La série The Penguin s’inscrit dans l’univers sombre et corrompu du Gotham City, mis en place par Matt Reeves dans le film The Batman sorti en 2022. The Penguin se penche sur la psyché de l’un des personnages les plus emblématiques de cet univers : Oswald « Oz » Cobb, surnommé parfois le Pingouin. Portée par la performance époustouflante de Colin Farrell et une mise en scène aussi brutale qu’immersive, cette série se veut un prolongement direct du film de Matt Reeves, tout en laissant, curieusement, la figure de Batman largement en retrait.

GANGS OF GOTHAM

L’univers de The Penguin prend sa source dans les événements de The Batman, un film qui a marqué une nouvelle ère pour le Chevalier Noir, plus réaliste et intimiste que les précédentes incarnations.

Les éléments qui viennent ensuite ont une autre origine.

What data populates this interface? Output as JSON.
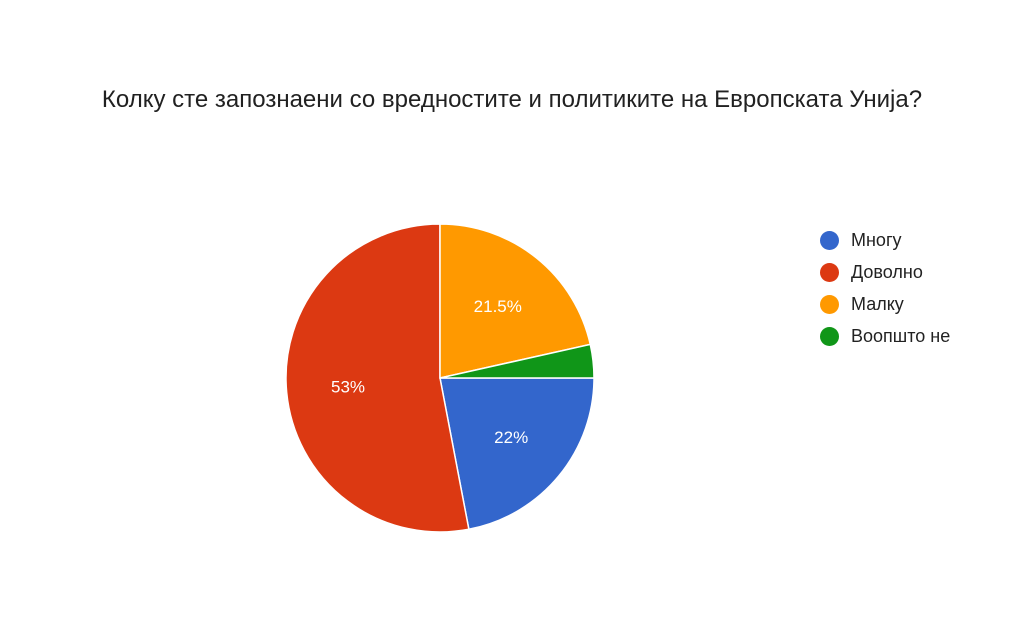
{
  "chart_data": {
    "type": "pie",
    "title": "Колку сте запознаени со вредностите и политиките на Европската Унија?",
    "categories": [
      "Многу",
      "Доволно",
      "Малку",
      "Воопшто не"
    ],
    "values": [
      22,
      53,
      21.5,
      3.5
    ],
    "labels": [
      "22%",
      "53%",
      "21.5%",
      ""
    ],
    "colors": [
      "#3366cc",
      "#dc3912",
      "#ff9900",
      "#109618"
    ],
    "legend_position": "right"
  }
}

À la fin de The Batman, Carmine Falcone meurt, créant un vide de pouvoir à la tête des cartels de Gotham. C’est précisément ce vide que Oz (Colin Farrell) tente de combler. La série commence là où le film s’était arrêté : dans une ville ravagée par des inondations, au bord du chaos, où la loi du plus fort s’impose. Gotham est dans une transition, et le Pingouin voit l’opportunité de devenir le nouveau parrain de la ville. Mais les choses tournent vite mal quand l’homme de main de Falcone craque face aux moqueries des autres. Obligé de cacher un cadavre, il tombe sur le jeune Vic (Rhenzy Feliz, vu dans Runaways chez Marvel), petit loubard qui est obligé de mener une vie de criminelle pour survivre à Gotham. Sous l’aile du Pingouin, il va comprendre les rouages de la pègre. Tentera-t-il de se hisser au somment comme son mentor ? Rusé, manipulateur, mais surtout ambitieux, Oz est un homme qui guette sa chance de s’élever. Face à lui des visages comme Johnny Viti (Michael Kelly), Salvatore Maroni (Clancy Brown) et surtout la mystérieuse Sofia Falcone (Cristin Miliotti) qui s’est échappée de l’asile d’Arkham.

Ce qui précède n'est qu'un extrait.